Wear and repair
We carry stories about our lives around in our heads that translate into our bodies. I’ve been trained to assess a human body based on postural cues from standing position and walking gait, but the most informative tool I have is to ask “Tell me about your movement...”
I listen to discover mindset. Belief systems inform our choices and our movements. Some people have decided what they are capable of based on past experiences and keep that belief close to their heart. They aren't ready to test themselves in those ways and will use their pain experiences to ferret out whether I can find it and respect it. This is their test of my competence and, eventually, of their trust. It can be shattering to their sense of self to try to jump from “I can’t do that” or "I don't do that" to “I can” or "I will" too quickly. The idea that they, themselves, might be actively participating in prolonging their own pain by protecting that story is not a comfortable concept to own. We have to allow for the process of unravelling the story in whatever time it takes. It may have taken years to build it, experience by experience, into the story it has become.
“How far back should I go?” or “Everything? How much time do you have?!” are common answers to my history request.
The most interesting book in the world is titled,
“If it is relevant to you, it will be relevant to me. List anything that came to mind. Perhaps we’ll discover more as we begin to move.”
I can generally spot discomfort, fatigue, and protectionism while you move and I'm going to ask about it in our discovery process. I cannot tell you how often I’m informed mid-movement, “Well, I did have surgery in that area a few years ago, maybe that's it?”
In my honest opinion? That’s long healed. Your body has likely adapted and we are masters of finding ways to accommodate or compensate to get the task done. How much attention went into retraining yourself back into alignment after the acute phase was over? Now add years of unconscious practice into that adaptive pattern. Is the surgery a current concern? No. Though it is clearly a part of your story. Like a past relationship can inform your behaviour in a current one, but how present you keep that memory can determine how invasive it will be.

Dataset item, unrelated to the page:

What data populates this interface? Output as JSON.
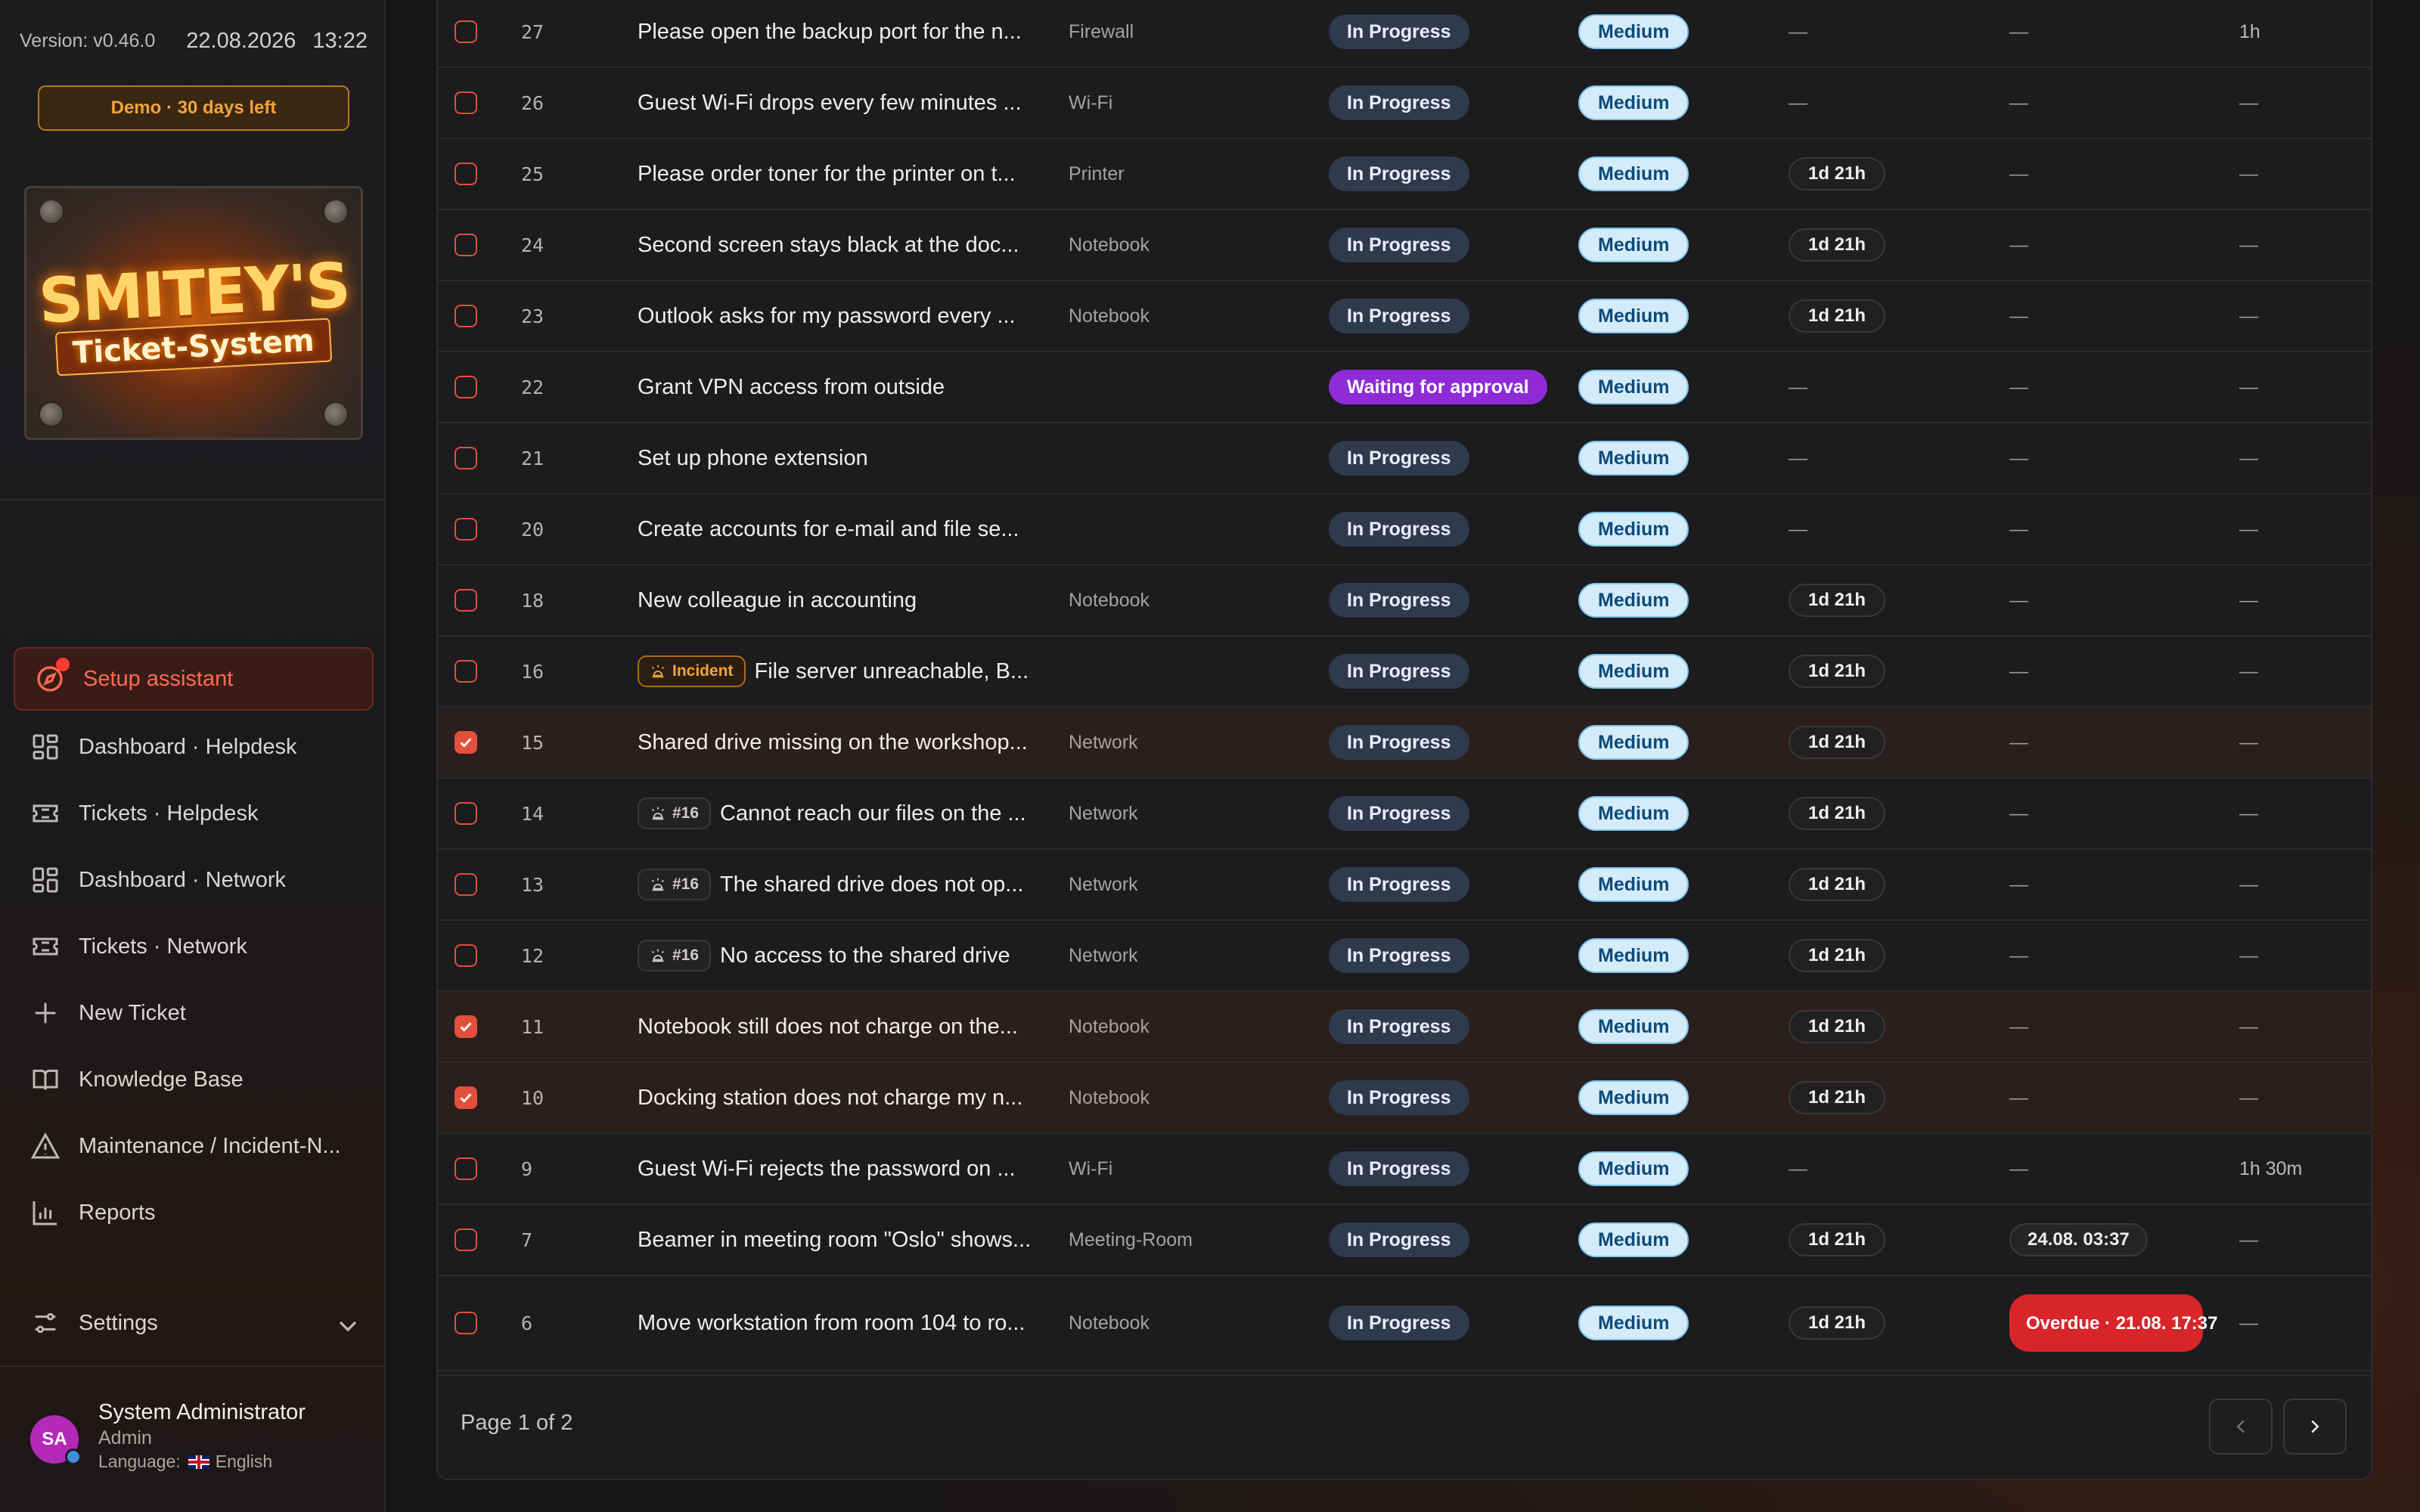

Movement can be like medication.
Too little is no good and too much can feel like poison.
Respect your resistance. Sometimes we cannot pinpoint why we don't want to move certain ways or why it's so difficult to connect our brains into our bodies. We can stare at our pinkie toe and will it to independently wiggle while nothing much actually happens. This is a benign example of a challenge to our neurological connections in a specific area. Respect resistance when you find it. It's a chance to investigate or, perhaps, to return in future. It takes 8 to 12 weeks to make physical changes to the internal structure of the body through consistent practice. Push to a point of challenge, not through pain or beyond fatigue, and never against your will. Ask yourself what you have to gain. A freely, independent pinkie toe is a great parlour trick amongst movement professionals and simply freaky to the rest of the population.
Difficulty is inevitable, but drama is a choice
Back to the story you're telling me about your movement. What words do you choose to describe yourself? Are you "broken" like glass? Have you "worn out" like a machine? Are you "falling apart at the seams" like clothing? These are all common examples of analogies we use to explain our pain experiences in movements. The human body is not like clothing or machines, however; it is in a constant, consistent state of renewal and repair. We don’t experience “wear and tear”, we wear and repair. Where our bodies work, our systems focus to replenish resources and adapt. We have a constantly renewable source of resources because you eat, don’t you? We are not a closed system by any means.
Based on the premise that we change what we challenge because we repair what we wear (i.e. work) what movements would you start to do that maybe you've avoided? Perhaps that worn out knee on its way towards replacement surgery has more options available to it. And, of course, perhaps not. It’s your story after all. I show up to learn it from you.